As we already know the number of occurrences for each weather event, let’s look at the number of fatalities and injuries for each weather event. In this analysis, we shall not separate the fatalities and injuries columns, let’s merge them together to use as the basis for this investigation.

storm %>% mutate(CASUALTIES = FATALITIES + INJURIES) %>% group_by(EVTYPE) %>% summarize(TOTALCAS = sum(CASUALTIES)) %>% arrange(desc(TOTALCAS))

We are now noticing a different order of weather events in terms of population risks. Not surprisingly tornado is one of them, yet now we noticed extreme weather conditions, lightning and heat as some of the new entrants.

Let’s plot a similar graph as above to see the top 6 distribution of the weather events in terms of its population effects and its frequency.

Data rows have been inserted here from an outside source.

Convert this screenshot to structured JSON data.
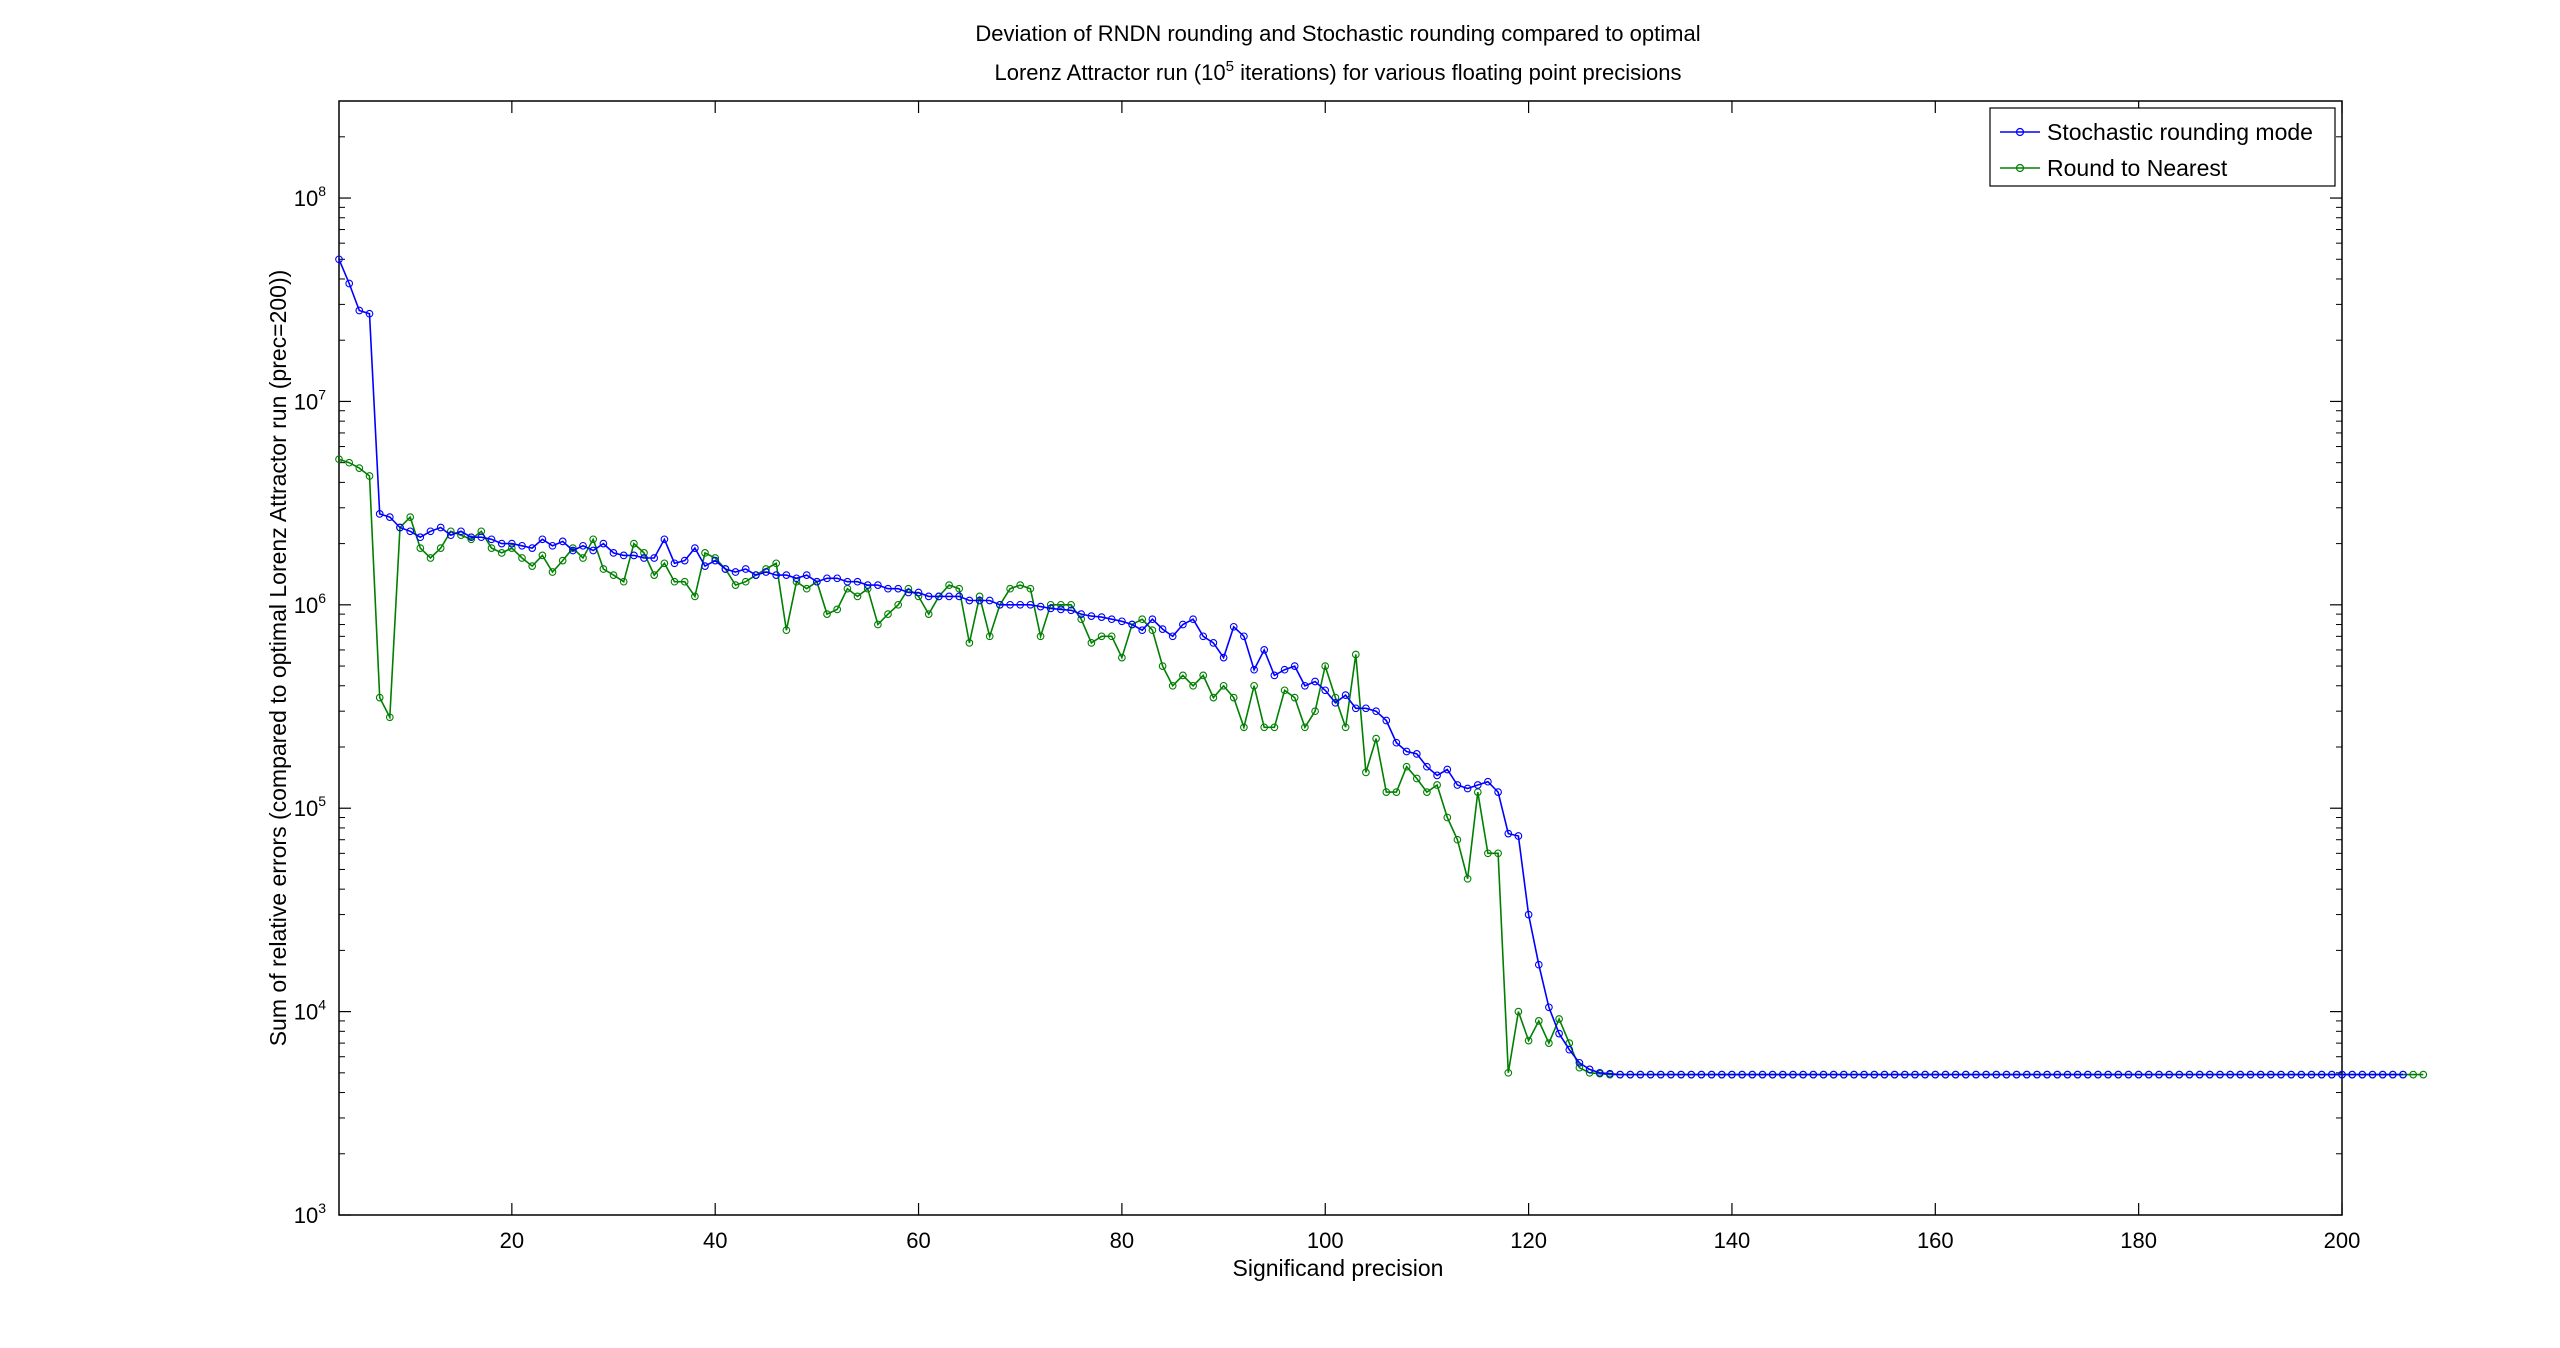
{
  "chart_data": {
    "type": "line",
    "title_line1": "Deviation of RNDN rounding and Stochastic rounding compared to optimal",
    "title_line2_before": "Lorenz Attractor run (10",
    "title_line2_sup": "5",
    "title_line2_after": " iterations) for various floating point precisions",
    "xlabel": "Significand precision",
    "ylabel": "Sum of relative errors (compared to optimal Lorenz Attractor run (prec=200))",
    "xlim": [
      3,
      200
    ],
    "ylim": [
      1000,
      300000000
    ],
    "yscale": "log",
    "grid": false,
    "legend_position": "top-right",
    "x_ticks": [
      20,
      40,
      60,
      80,
      100,
      120,
      140,
      160,
      180,
      200
    ],
    "y_ticks": [
      {
        "value": 1000,
        "base": "10",
        "exp": "3"
      },
      {
        "value": 10000,
        "base": "10",
        "exp": "4"
      },
      {
        "value": 100000,
        "base": "10",
        "exp": "5"
      },
      {
        "value": 1000000,
        "base": "10",
        "exp": "6"
      },
      {
        "value": 10000000,
        "base": "10",
        "exp": "7"
      },
      {
        "value": 100000000,
        "base": "10",
        "exp": "8"
      }
    ],
    "x_start": 3,
    "x_step": 1,
    "series": [
      {
        "name": "Stochastic rounding mode",
        "color": "#0000ff",
        "values": [
          50000000,
          38000000,
          28000000,
          27000000,
          2800000,
          2700000,
          2400000,
          2300000,
          2150000,
          2300000,
          2400000,
          2200000,
          2300000,
          2150000,
          2150000,
          2100000,
          2000000,
          2000000,
          1950000,
          1900000,
          2100000,
          1950000,
          2050000,
          1850000,
          1950000,
          1850000,
          2000000,
          1800000,
          1750000,
          1750000,
          1700000,
          1700000,
          2100000,
          1600000,
          1650000,
          1900000,
          1550000,
          1650000,
          1500000,
          1450000,
          1500000,
          1400000,
          1450000,
          1400000,
          1400000,
          1350000,
          1400000,
          1300000,
          1350000,
          1350000,
          1300000,
          1300000,
          1250000,
          1250000,
          1200000,
          1200000,
          1150000,
          1150000,
          1100000,
          1100000,
          1100000,
          1100000,
          1050000,
          1050000,
          1050000,
          1000000,
          1000000,
          1000000,
          1000000,
          980000,
          960000,
          950000,
          940000,
          900000,
          880000,
          870000,
          850000,
          830000,
          800000,
          750000,
          850000,
          760000,
          700000,
          800000,
          850000,
          700000,
          650000,
          550000,
          780000,
          700000,
          480000,
          600000,
          450000,
          480000,
          500000,
          400000,
          420000,
          380000,
          330000,
          360000,
          310000,
          310000,
          300000,
          270000,
          210000,
          190000,
          185000,
          160000,
          145000,
          155000,
          130000,
          125000,
          130000,
          135000,
          120000,
          75000,
          73000,
          30000,
          17000,
          10500,
          7800,
          6500,
          5600,
          5200,
          5000,
          4950,
          4900,
          4900,
          4900,
          4900,
          4900,
          4900,
          4900,
          4900,
          4900,
          4900,
          4900,
          4900,
          4900,
          4900,
          4900,
          4900,
          4900,
          4900,
          4900,
          4900,
          4900,
          4900,
          4900,
          4900,
          4900,
          4900,
          4900,
          4900,
          4900,
          4900,
          4900,
          4900,
          4900,
          4900,
          4900,
          4900,
          4900,
          4900,
          4900,
          4900,
          4900,
          4900,
          4900,
          4900,
          4900,
          4900,
          4900,
          4900,
          4900,
          4900,
          4900,
          4900,
          4900,
          4900,
          4900,
          4900,
          4900,
          4900,
          4900,
          4900,
          4900,
          4900,
          4900,
          4900,
          4900,
          4900,
          4900,
          4900,
          4900,
          4900,
          4900,
          4900,
          4900,
          4900,
          4900,
          4900,
          4900,
          4900
        ]
      },
      {
        "name": "Round to Nearest",
        "color": "#008000",
        "values": [
          5200000,
          5000000,
          4700000,
          4300000,
          350000,
          280000,
          2400000,
          2700000,
          1900000,
          1700000,
          1900000,
          2300000,
          2200000,
          2100000,
          2300000,
          1900000,
          1800000,
          1900000,
          1700000,
          1550000,
          1750000,
          1450000,
          1650000,
          1900000,
          1700000,
          2100000,
          1500000,
          1400000,
          1300000,
          2000000,
          1800000,
          1400000,
          1600000,
          1300000,
          1300000,
          1100000,
          1800000,
          1700000,
          1500000,
          1250000,
          1300000,
          1400000,
          1500000,
          1600000,
          750000,
          1300000,
          1200000,
          1300000,
          900000,
          950000,
          1200000,
          1100000,
          1200000,
          800000,
          900000,
          1000000,
          1200000,
          1100000,
          900000,
          1100000,
          1250000,
          1200000,
          650000,
          1100000,
          700000,
          1000000,
          1200000,
          1250000,
          1200000,
          700000,
          1000000,
          1000000,
          1000000,
          850000,
          650000,
          700000,
          700000,
          550000,
          800000,
          850000,
          750000,
          500000,
          400000,
          450000,
          400000,
          450000,
          350000,
          400000,
          350000,
          250000,
          400000,
          250000,
          250000,
          380000,
          350000,
          250000,
          300000,
          500000,
          350000,
          250000,
          570000,
          150000,
          220000,
          120000,
          120000,
          160000,
          140000,
          120000,
          130000,
          90000,
          70000,
          45000,
          120000,
          60000,
          60000,
          5000,
          10000,
          7200,
          9000,
          7000,
          9200,
          7000,
          5300,
          5000,
          4950,
          4900,
          4900,
          4900,
          4900,
          4900,
          4900,
          4900,
          4900,
          4900,
          4900,
          4900,
          4900,
          4900,
          4900,
          4900,
          4900,
          4900,
          4900,
          4900,
          4900,
          4900,
          4900,
          4900,
          4900,
          4900,
          4900,
          4900,
          4900,
          4900,
          4900,
          4900,
          4900,
          4900,
          4900,
          4900,
          4900,
          4900,
          4900,
          4900,
          4900,
          4900,
          4900,
          4900,
          4900,
          4900,
          4900,
          4900,
          4900,
          4900,
          4900,
          4900,
          4900,
          4900,
          4900,
          4900,
          4900,
          4900,
          4900,
          4900,
          4900,
          4900,
          4900,
          4900,
          4900,
          4900,
          4900,
          4900,
          4900,
          4900,
          4900,
          4900,
          4900,
          4900,
          4900,
          4900,
          4900,
          4900,
          4900,
          4900,
          4900,
          4900
        ]
      }
    ]
  }
}
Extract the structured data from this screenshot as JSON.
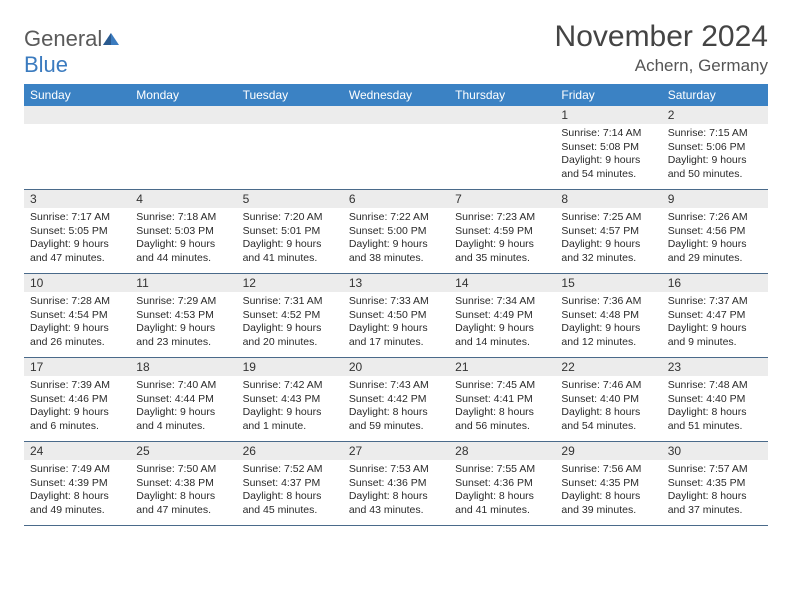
{
  "logo": {
    "general": "General",
    "blue": "Blue"
  },
  "title": "November 2024",
  "location": "Achern, Germany",
  "colors": {
    "header_bg": "#3b82c4",
    "header_text": "#ffffff",
    "daynum_bg": "#ececec",
    "border": "#4a6a8a",
    "body_text": "#2a2a2a",
    "logo_blue": "#3b7bbf"
  },
  "dow": [
    "Sunday",
    "Monday",
    "Tuesday",
    "Wednesday",
    "Thursday",
    "Friday",
    "Saturday"
  ],
  "weeks": [
    [
      null,
      null,
      null,
      null,
      null,
      {
        "n": "1",
        "sr": "Sunrise: 7:14 AM",
        "ss": "Sunset: 5:08 PM",
        "dl1": "Daylight: 9 hours",
        "dl2": "and 54 minutes."
      },
      {
        "n": "2",
        "sr": "Sunrise: 7:15 AM",
        "ss": "Sunset: 5:06 PM",
        "dl1": "Daylight: 9 hours",
        "dl2": "and 50 minutes."
      }
    ],
    [
      {
        "n": "3",
        "sr": "Sunrise: 7:17 AM",
        "ss": "Sunset: 5:05 PM",
        "dl1": "Daylight: 9 hours",
        "dl2": "and 47 minutes."
      },
      {
        "n": "4",
        "sr": "Sunrise: 7:18 AM",
        "ss": "Sunset: 5:03 PM",
        "dl1": "Daylight: 9 hours",
        "dl2": "and 44 minutes."
      },
      {
        "n": "5",
        "sr": "Sunrise: 7:20 AM",
        "ss": "Sunset: 5:01 PM",
        "dl1": "Daylight: 9 hours",
        "dl2": "and 41 minutes."
      },
      {
        "n": "6",
        "sr": "Sunrise: 7:22 AM",
        "ss": "Sunset: 5:00 PM",
        "dl1": "Daylight: 9 hours",
        "dl2": "and 38 minutes."
      },
      {
        "n": "7",
        "sr": "Sunrise: 7:23 AM",
        "ss": "Sunset: 4:59 PM",
        "dl1": "Daylight: 9 hours",
        "dl2": "and 35 minutes."
      },
      {
        "n": "8",
        "sr": "Sunrise: 7:25 AM",
        "ss": "Sunset: 4:57 PM",
        "dl1": "Daylight: 9 hours",
        "dl2": "and 32 minutes."
      },
      {
        "n": "9",
        "sr": "Sunrise: 7:26 AM",
        "ss": "Sunset: 4:56 PM",
        "dl1": "Daylight: 9 hours",
        "dl2": "and 29 minutes."
      }
    ],
    [
      {
        "n": "10",
        "sr": "Sunrise: 7:28 AM",
        "ss": "Sunset: 4:54 PM",
        "dl1": "Daylight: 9 hours",
        "dl2": "and 26 minutes."
      },
      {
        "n": "11",
        "sr": "Sunrise: 7:29 AM",
        "ss": "Sunset: 4:53 PM",
        "dl1": "Daylight: 9 hours",
        "dl2": "and 23 minutes."
      },
      {
        "n": "12",
        "sr": "Sunrise: 7:31 AM",
        "ss": "Sunset: 4:52 PM",
        "dl1": "Daylight: 9 hours",
        "dl2": "and 20 minutes."
      },
      {
        "n": "13",
        "sr": "Sunrise: 7:33 AM",
        "ss": "Sunset: 4:50 PM",
        "dl1": "Daylight: 9 hours",
        "dl2": "and 17 minutes."
      },
      {
        "n": "14",
        "sr": "Sunrise: 7:34 AM",
        "ss": "Sunset: 4:49 PM",
        "dl1": "Daylight: 9 hours",
        "dl2": "and 14 minutes."
      },
      {
        "n": "15",
        "sr": "Sunrise: 7:36 AM",
        "ss": "Sunset: 4:48 PM",
        "dl1": "Daylight: 9 hours",
        "dl2": "and 12 minutes."
      },
      {
        "n": "16",
        "sr": "Sunrise: 7:37 AM",
        "ss": "Sunset: 4:47 PM",
        "dl1": "Daylight: 9 hours",
        "dl2": "and 9 minutes."
      }
    ],
    [
      {
        "n": "17",
        "sr": "Sunrise: 7:39 AM",
        "ss": "Sunset: 4:46 PM",
        "dl1": "Daylight: 9 hours",
        "dl2": "and 6 minutes."
      },
      {
        "n": "18",
        "sr": "Sunrise: 7:40 AM",
        "ss": "Sunset: 4:44 PM",
        "dl1": "Daylight: 9 hours",
        "dl2": "and 4 minutes."
      },
      {
        "n": "19",
        "sr": "Sunrise: 7:42 AM",
        "ss": "Sunset: 4:43 PM",
        "dl1": "Daylight: 9 hours",
        "dl2": "and 1 minute."
      },
      {
        "n": "20",
        "sr": "Sunrise: 7:43 AM",
        "ss": "Sunset: 4:42 PM",
        "dl1": "Daylight: 8 hours",
        "dl2": "and 59 minutes."
      },
      {
        "n": "21",
        "sr": "Sunrise: 7:45 AM",
        "ss": "Sunset: 4:41 PM",
        "dl1": "Daylight: 8 hours",
        "dl2": "and 56 minutes."
      },
      {
        "n": "22",
        "sr": "Sunrise: 7:46 AM",
        "ss": "Sunset: 4:40 PM",
        "dl1": "Daylight: 8 hours",
        "dl2": "and 54 minutes."
      },
      {
        "n": "23",
        "sr": "Sunrise: 7:48 AM",
        "ss": "Sunset: 4:40 PM",
        "dl1": "Daylight: 8 hours",
        "dl2": "and 51 minutes."
      }
    ],
    [
      {
        "n": "24",
        "sr": "Sunrise: 7:49 AM",
        "ss": "Sunset: 4:39 PM",
        "dl1": "Daylight: 8 hours",
        "dl2": "and 49 minutes."
      },
      {
        "n": "25",
        "sr": "Sunrise: 7:50 AM",
        "ss": "Sunset: 4:38 PM",
        "dl1": "Daylight: 8 hours",
        "dl2": "and 47 minutes."
      },
      {
        "n": "26",
        "sr": "Sunrise: 7:52 AM",
        "ss": "Sunset: 4:37 PM",
        "dl1": "Daylight: 8 hours",
        "dl2": "and 45 minutes."
      },
      {
        "n": "27",
        "sr": "Sunrise: 7:53 AM",
        "ss": "Sunset: 4:36 PM",
        "dl1": "Daylight: 8 hours",
        "dl2": "and 43 minutes."
      },
      {
        "n": "28",
        "sr": "Sunrise: 7:55 AM",
        "ss": "Sunset: 4:36 PM",
        "dl1": "Daylight: 8 hours",
        "dl2": "and 41 minutes."
      },
      {
        "n": "29",
        "sr": "Sunrise: 7:56 AM",
        "ss": "Sunset: 4:35 PM",
        "dl1": "Daylight: 8 hours",
        "dl2": "and 39 minutes."
      },
      {
        "n": "30",
        "sr": "Sunrise: 7:57 AM",
        "ss": "Sunset: 4:35 PM",
        "dl1": "Daylight: 8 hours",
        "dl2": "and 37 minutes."
      }
    ]
  ]
}
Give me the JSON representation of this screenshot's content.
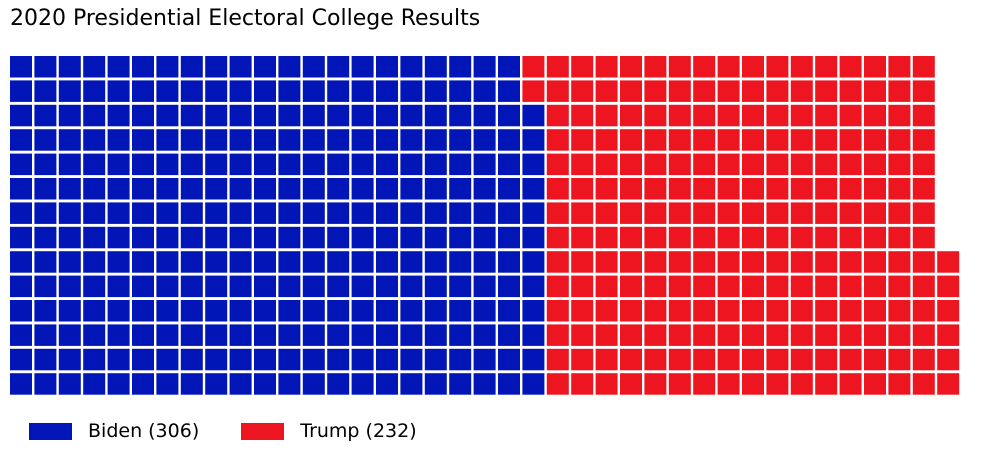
{
  "chart_data": {
    "type": "waffle",
    "title": "2020 Presidential Electoral College Results",
    "total": 538,
    "rows": 14,
    "fill_order": "column-major, bottom-to-top",
    "series": [
      {
        "name": "Biden",
        "value": 306,
        "color": "#0216b8",
        "legend_label": "Biden (306)"
      },
      {
        "name": "Trump",
        "value": 232,
        "color": "#ec1520",
        "legend_label": "Trump (232)"
      }
    ],
    "legend": {
      "position": "bottom-left"
    },
    "grid": false
  }
}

storm %>% mutate(CASUALTIES = FATALITIES + INJURIES) %>% 
    group_by(EVTYPE) %>% summarize(TOTCAS = sum(CASUALTIES), FREQ = n()) %>% 
    arrange(desc(TOTCAS)) %>% 
    slice(1:6) %>% 
    gather(VARIABLE, VALUE, c(TOTCAS,FREQ)) %>% 
    ggplot(aes(x=reorder(EVTYPE,-VALUE), y=VALUE, fill = EVTYPE)) + 
    geom_bar(stat='identity') + 
    facet_grid(VARIABLE ~ ., scales = 'free') + 
    theme(axis.text.x = element_text(angle = 45, hjust = 1)) +
    labs(title = 'Distribution of casualties and frequency of severe weather events',
         x = 'Weather Event', y = 'Frequency / No. of Casualties') + 
    guides(fill = FALSE)

Similarly, we do not see similar distributions between these 2 graphs. Tornado, lightning, extreme weather conditions/occurrences and heat are truly deadly as they can pose really dangerous risks on the public whenever they happen.

Lastly, let’s look at the number of casualties per weather event occurrence ratio.

storm %>% mutate(CASUALTIES = FATALITIES + INJURIES) %>% group_by(EVTYPE) %>% summarize(TOTALCAS = sum(CASUALTIES), FREQ = n()) %>% mutate(RATIO = TOTALCAS/FREQ) %>% arrange(desc(RATIO))

Once again, we see new entrants that top the charts for ratio of number of casualties per occurrence. Hurricane/typhoon and tsunami are now the 2 weather events that cause the most number of casualties whenever they happen.

In addition, we have also noticed that these 2 weather events are the ones that caused the most economical damage whenever they occur as well. Hence, these 2 events are truly dangerous and deadly, and efforts should be put into researching and finding out ways to mitigate their effects.